In the second of last week's pair of UCL decisions, Zhang v. Superior Court (Cal. Capital Ins. Co.), ___ Cal.4th ___ (Aug. 1, 2013), the Supreme Court held that Moradi-Shalal did not grant insurance companies special immunity from UCL liability. This excerpt is from the introduction:
We hold that Moradi-Shalal does not preclude first party UCL actions based on grounds independent from section 790.03, even when the insurer’s conduct also violates section 790.03. We have made it clear that while a plaintiff may not use the UCL to “plead around” an absolute bar to relief, the UIPA does not immunize insurers from UCL liability for conduct that violates other laws in addition to the UIPA. (Manufacturers Life Ins. Co. v. Superior Court (1995) 10 Cal.4th 257, 283-284 (Manufacturers Life); see also Cel-Tech Communications, Inc. v. Los Angeles Cellular Telephone Co. (1999) 20 Cal.4th 163, 182-183 (Cel-Tech); Quelimane Co. v. Stewart Title Guaranty Co. (1998) 19 Cal.4th 26, 43 (Quelimane); Stop Youth Addiction, Inc. v. Lucky Stores, Inc. (1998) 17 Cal.4th 553, 565 (Stop Youth Addiction).)

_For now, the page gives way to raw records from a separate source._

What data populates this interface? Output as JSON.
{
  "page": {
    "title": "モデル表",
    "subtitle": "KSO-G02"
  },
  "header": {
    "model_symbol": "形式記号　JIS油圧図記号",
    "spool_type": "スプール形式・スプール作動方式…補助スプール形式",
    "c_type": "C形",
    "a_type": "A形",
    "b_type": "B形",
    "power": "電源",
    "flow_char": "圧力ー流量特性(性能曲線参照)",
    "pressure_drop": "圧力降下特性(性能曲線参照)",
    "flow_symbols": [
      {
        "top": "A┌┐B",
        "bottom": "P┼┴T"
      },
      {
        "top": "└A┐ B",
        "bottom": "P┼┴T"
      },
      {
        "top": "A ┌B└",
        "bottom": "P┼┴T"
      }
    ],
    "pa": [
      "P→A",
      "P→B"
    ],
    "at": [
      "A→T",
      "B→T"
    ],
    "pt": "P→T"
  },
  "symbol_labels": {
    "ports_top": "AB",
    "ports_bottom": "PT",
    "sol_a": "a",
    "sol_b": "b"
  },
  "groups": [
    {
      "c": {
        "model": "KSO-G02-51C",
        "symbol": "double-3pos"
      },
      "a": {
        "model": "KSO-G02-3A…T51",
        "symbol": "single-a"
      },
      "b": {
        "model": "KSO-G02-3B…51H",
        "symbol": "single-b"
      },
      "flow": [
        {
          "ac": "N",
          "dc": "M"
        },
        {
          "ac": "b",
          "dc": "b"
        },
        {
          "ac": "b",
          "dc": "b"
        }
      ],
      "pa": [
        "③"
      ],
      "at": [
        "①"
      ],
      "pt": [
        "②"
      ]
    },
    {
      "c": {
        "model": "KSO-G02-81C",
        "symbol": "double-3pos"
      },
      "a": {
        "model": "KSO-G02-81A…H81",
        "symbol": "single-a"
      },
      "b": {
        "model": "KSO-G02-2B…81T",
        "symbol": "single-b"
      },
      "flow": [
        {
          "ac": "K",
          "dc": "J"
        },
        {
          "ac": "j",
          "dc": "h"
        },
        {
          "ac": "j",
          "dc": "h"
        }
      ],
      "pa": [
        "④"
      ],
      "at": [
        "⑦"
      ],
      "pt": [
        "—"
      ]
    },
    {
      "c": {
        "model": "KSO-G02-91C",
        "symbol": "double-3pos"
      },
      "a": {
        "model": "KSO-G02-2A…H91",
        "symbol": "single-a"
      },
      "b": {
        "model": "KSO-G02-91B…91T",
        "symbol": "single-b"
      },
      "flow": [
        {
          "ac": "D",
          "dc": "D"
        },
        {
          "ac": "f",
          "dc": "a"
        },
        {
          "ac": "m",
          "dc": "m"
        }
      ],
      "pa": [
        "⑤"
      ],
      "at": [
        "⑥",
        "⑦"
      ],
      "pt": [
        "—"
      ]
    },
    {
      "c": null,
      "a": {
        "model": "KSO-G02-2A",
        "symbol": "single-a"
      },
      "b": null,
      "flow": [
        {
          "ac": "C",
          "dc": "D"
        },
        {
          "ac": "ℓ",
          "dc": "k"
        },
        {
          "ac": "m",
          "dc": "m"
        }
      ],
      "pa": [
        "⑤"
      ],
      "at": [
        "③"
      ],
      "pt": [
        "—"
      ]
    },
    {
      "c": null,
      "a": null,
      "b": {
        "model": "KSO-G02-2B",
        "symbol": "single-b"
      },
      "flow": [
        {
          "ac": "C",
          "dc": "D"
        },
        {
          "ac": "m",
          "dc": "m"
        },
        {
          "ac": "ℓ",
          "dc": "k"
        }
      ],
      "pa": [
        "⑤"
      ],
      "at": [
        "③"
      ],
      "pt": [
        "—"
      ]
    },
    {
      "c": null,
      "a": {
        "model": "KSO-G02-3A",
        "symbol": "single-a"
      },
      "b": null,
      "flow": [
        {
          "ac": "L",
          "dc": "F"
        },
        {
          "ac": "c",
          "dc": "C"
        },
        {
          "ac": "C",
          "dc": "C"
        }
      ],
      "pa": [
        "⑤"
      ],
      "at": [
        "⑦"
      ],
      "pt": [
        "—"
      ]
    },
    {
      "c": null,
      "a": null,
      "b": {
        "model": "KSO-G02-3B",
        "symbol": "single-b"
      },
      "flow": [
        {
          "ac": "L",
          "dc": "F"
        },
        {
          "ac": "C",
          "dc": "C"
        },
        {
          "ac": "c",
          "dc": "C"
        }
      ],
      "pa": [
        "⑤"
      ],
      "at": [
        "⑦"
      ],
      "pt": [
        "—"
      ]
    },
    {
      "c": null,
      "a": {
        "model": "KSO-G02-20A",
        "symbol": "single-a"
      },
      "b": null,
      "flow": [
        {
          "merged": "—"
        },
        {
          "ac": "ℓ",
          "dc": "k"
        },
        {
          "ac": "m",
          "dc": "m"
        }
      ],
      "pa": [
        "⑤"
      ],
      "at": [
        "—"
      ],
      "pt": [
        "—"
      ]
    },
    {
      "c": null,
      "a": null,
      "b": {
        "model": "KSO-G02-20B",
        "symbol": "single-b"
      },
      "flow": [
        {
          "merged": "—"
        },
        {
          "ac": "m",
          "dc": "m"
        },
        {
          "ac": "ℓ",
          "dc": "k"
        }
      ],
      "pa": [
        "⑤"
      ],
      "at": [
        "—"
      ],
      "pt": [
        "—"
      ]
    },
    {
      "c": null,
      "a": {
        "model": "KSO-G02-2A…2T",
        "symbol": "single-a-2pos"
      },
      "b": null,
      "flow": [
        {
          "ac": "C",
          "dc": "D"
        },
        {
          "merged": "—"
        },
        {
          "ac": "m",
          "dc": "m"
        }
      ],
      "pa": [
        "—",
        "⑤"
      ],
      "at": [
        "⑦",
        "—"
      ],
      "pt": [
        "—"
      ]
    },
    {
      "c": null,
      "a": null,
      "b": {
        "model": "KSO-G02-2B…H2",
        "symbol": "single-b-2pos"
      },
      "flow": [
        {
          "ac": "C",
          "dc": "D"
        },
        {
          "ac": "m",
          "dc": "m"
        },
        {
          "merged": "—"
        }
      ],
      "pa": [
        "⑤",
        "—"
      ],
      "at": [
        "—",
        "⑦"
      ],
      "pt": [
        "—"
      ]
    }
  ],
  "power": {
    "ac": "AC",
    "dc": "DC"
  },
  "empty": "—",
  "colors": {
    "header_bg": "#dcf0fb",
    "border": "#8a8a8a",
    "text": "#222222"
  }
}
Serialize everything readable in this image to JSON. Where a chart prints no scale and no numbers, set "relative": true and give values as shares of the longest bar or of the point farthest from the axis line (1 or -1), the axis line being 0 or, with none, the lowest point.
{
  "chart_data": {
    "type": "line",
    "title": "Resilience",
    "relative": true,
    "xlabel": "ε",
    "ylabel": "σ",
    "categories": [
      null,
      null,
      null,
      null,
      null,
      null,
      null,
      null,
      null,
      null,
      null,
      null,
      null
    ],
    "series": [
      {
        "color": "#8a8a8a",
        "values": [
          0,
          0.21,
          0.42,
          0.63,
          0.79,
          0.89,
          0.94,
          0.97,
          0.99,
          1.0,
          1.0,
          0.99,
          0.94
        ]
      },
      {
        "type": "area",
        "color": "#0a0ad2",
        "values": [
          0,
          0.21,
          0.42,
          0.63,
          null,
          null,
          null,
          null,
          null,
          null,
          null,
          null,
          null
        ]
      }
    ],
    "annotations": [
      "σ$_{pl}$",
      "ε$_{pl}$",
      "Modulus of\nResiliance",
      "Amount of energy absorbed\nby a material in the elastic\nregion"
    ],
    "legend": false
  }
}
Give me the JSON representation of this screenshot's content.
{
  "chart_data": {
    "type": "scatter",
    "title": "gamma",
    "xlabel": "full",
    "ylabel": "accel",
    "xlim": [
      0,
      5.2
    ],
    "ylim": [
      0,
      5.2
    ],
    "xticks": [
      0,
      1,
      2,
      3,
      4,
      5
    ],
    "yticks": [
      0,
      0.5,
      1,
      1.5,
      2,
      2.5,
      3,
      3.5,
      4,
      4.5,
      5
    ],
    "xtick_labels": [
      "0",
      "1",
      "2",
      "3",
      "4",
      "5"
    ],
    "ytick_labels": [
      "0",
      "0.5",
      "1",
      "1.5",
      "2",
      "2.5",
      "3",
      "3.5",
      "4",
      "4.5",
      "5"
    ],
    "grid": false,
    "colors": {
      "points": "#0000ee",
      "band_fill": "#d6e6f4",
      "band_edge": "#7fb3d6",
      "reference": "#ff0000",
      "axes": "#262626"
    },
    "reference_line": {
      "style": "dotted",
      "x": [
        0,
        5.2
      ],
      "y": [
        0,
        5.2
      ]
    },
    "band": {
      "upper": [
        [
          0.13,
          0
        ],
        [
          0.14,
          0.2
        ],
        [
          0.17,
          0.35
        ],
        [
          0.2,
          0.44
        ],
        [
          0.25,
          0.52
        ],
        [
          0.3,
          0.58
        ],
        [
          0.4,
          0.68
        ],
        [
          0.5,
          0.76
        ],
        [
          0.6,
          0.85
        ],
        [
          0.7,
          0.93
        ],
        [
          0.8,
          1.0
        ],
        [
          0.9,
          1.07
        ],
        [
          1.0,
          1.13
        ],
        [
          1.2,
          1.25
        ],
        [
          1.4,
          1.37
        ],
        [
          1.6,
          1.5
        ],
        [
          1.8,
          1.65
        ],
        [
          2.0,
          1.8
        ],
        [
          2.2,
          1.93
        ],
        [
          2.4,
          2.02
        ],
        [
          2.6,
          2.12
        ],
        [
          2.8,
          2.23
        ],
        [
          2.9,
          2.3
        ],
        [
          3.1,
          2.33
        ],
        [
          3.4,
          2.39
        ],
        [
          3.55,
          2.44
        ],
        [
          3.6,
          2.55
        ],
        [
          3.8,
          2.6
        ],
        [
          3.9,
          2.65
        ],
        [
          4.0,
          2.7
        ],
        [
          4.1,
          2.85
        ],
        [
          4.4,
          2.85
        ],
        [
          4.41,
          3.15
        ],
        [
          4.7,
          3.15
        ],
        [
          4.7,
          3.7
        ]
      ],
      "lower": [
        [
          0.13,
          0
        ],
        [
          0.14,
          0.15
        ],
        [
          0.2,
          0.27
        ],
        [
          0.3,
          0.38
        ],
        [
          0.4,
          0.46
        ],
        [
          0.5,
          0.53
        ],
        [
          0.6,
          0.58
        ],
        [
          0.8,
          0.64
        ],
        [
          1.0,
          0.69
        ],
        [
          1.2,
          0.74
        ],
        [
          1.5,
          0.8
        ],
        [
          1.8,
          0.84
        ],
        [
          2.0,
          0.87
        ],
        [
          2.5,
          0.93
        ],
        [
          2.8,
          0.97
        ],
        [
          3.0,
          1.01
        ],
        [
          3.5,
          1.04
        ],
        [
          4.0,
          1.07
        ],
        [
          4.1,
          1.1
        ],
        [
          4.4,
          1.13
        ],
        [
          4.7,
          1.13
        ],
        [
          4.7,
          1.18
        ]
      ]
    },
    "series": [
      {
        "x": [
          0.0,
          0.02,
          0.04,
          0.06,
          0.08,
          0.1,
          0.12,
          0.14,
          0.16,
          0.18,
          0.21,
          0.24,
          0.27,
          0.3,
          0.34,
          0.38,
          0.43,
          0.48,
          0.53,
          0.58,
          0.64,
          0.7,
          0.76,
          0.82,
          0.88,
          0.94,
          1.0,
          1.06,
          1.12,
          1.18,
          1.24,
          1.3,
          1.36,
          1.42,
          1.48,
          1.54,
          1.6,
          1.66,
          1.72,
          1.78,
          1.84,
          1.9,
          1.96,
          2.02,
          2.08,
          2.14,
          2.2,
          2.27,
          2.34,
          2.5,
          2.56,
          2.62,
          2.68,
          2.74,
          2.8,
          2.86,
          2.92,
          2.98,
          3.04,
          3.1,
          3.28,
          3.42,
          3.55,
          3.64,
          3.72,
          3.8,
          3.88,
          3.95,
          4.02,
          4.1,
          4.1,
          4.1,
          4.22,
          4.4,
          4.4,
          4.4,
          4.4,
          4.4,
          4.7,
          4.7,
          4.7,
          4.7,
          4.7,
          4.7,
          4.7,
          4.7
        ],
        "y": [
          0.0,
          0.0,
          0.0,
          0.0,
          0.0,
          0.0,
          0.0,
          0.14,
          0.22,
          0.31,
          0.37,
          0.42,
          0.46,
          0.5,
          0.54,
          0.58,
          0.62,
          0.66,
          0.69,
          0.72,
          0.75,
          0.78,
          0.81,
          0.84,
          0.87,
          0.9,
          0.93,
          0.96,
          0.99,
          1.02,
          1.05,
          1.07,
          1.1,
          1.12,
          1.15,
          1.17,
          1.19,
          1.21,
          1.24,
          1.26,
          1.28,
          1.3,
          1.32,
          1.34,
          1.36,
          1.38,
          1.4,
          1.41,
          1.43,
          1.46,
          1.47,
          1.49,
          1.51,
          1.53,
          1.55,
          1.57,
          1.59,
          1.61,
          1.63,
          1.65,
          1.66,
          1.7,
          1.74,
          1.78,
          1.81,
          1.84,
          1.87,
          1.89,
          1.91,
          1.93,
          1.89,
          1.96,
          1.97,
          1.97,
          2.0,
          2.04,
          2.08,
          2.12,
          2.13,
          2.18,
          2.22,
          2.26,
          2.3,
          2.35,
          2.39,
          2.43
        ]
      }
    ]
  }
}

Here, plaintiff alleges causes of action for false advertising and insurance bad faith, both of which provide grounds for a UCL claim independent from the UIPA. Allowing her also to sue under the UCL does no harm to the rule established in Moradi-Shalal.
Slip op. at 2 (footnote omitted) (citing Moradi-Shalal v. Fireman’s Fund Ins. Companies, 46 Cal.3d 287 (1988)).
Time permitting later in the week, I will provide more thoughts on Zhang in a future post.